Should You Run Your Database in Docker?
Someone mentioned not running databases in containers, but I don’t understand why it would be bad…
What problems can be caused by running PostgreSQL in a container? Should you be worried even if you don’t have a lot of traffic? Is it a general thing, and if so, why are so many apps setting up databases in their docker-compose files?
Let’s dig into this question, see what factors should influence your decision and whether you could do better or should start worrying.
Should you run databases in Docker?
If you’re doing so in your development environment, there’s nothing to be concerned about.
You don’t have important data to lose. In case anything goes wrong, you simply recreate your environment from scratch. (You can get your dev env up in a single command, right?)
Let’s look at a few upsides of using containers in this setting:
- There’s less clutter on your development machine
- You can work on multiple projects side by side, which depend on slightly different database versions
- You can create a development environment on any OS in a reliable fashion
- Everything is “documented” through automation and reproducible
Personally, my favourite way to develop right now, is to have backing services be defined in a docker-compose.yaml file for each project and bind to local ports of the host. This way, I can run a dev server locally, using the complete power of my tools, and have it interact with databases which live in containers.
But What About Dev/Prod Parity?
That should be taken care of by your deployment pipeline. Your important tests run against a staging/qa environment, and any critical errors are caught there before you deploy to production.
Even if there should be a discrepancy which went unnoticed in your dev environment, it should be detected and easy to fix if good processes are in place.
What About My Simple Live App?
If you’re working on a small project, and are deploying to a single machine, it’s completely okay to run your database in a Docker container.
Be sure to mount a volume to make the data persistent, and have backup processes in place. Try to restore them every once in a while to make sure your backups are any good.
A lot of people are running their small projects using Docker containers, or using docker-compose.yaml files to bring up their complete stack. It’s convenient, and perfectly fine for small projects handling non-crucial data. In the worst case - you restore a backup and are back in the game.
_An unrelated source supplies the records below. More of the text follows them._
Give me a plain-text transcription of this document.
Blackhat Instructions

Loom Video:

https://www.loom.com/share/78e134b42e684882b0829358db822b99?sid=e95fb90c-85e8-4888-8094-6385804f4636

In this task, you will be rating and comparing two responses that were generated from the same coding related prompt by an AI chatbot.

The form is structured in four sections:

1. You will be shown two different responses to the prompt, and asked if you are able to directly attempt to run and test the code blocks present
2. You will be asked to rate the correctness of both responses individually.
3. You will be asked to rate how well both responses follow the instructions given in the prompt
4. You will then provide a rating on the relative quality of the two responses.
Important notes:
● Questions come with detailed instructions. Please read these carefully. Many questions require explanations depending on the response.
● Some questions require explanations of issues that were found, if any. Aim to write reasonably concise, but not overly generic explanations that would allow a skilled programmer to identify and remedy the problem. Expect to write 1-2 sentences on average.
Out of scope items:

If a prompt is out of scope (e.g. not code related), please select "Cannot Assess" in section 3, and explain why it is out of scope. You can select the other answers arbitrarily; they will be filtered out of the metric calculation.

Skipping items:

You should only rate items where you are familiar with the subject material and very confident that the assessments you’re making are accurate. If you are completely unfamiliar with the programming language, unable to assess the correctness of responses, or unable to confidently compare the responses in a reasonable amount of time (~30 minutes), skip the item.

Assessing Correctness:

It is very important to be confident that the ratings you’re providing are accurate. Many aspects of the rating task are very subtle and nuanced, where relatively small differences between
If you have a production system which people depend on, please take this recommendation with a grain of salt, and take a look further below.
Pitfall: Scheduling Across Multiple Machines
Here’s a pretty bad anti-pattern, which can cause you a lot of trouble, even if you’re just working on a small project.
You should not run stateful applications in orchestration tools which are built for stateless apps.
It’s all about assumptions. Such tools are designed to orchestrate Docker containers which house stateless applications. Such applications don’t mind being terminated at any time, any number can run at the same time without communicating with each other and nobody will really notice if a new container will take over on a different machine.
This is obviously not true at all for databases! They need their data to be available and being interrupted can cause all kinds of havoc.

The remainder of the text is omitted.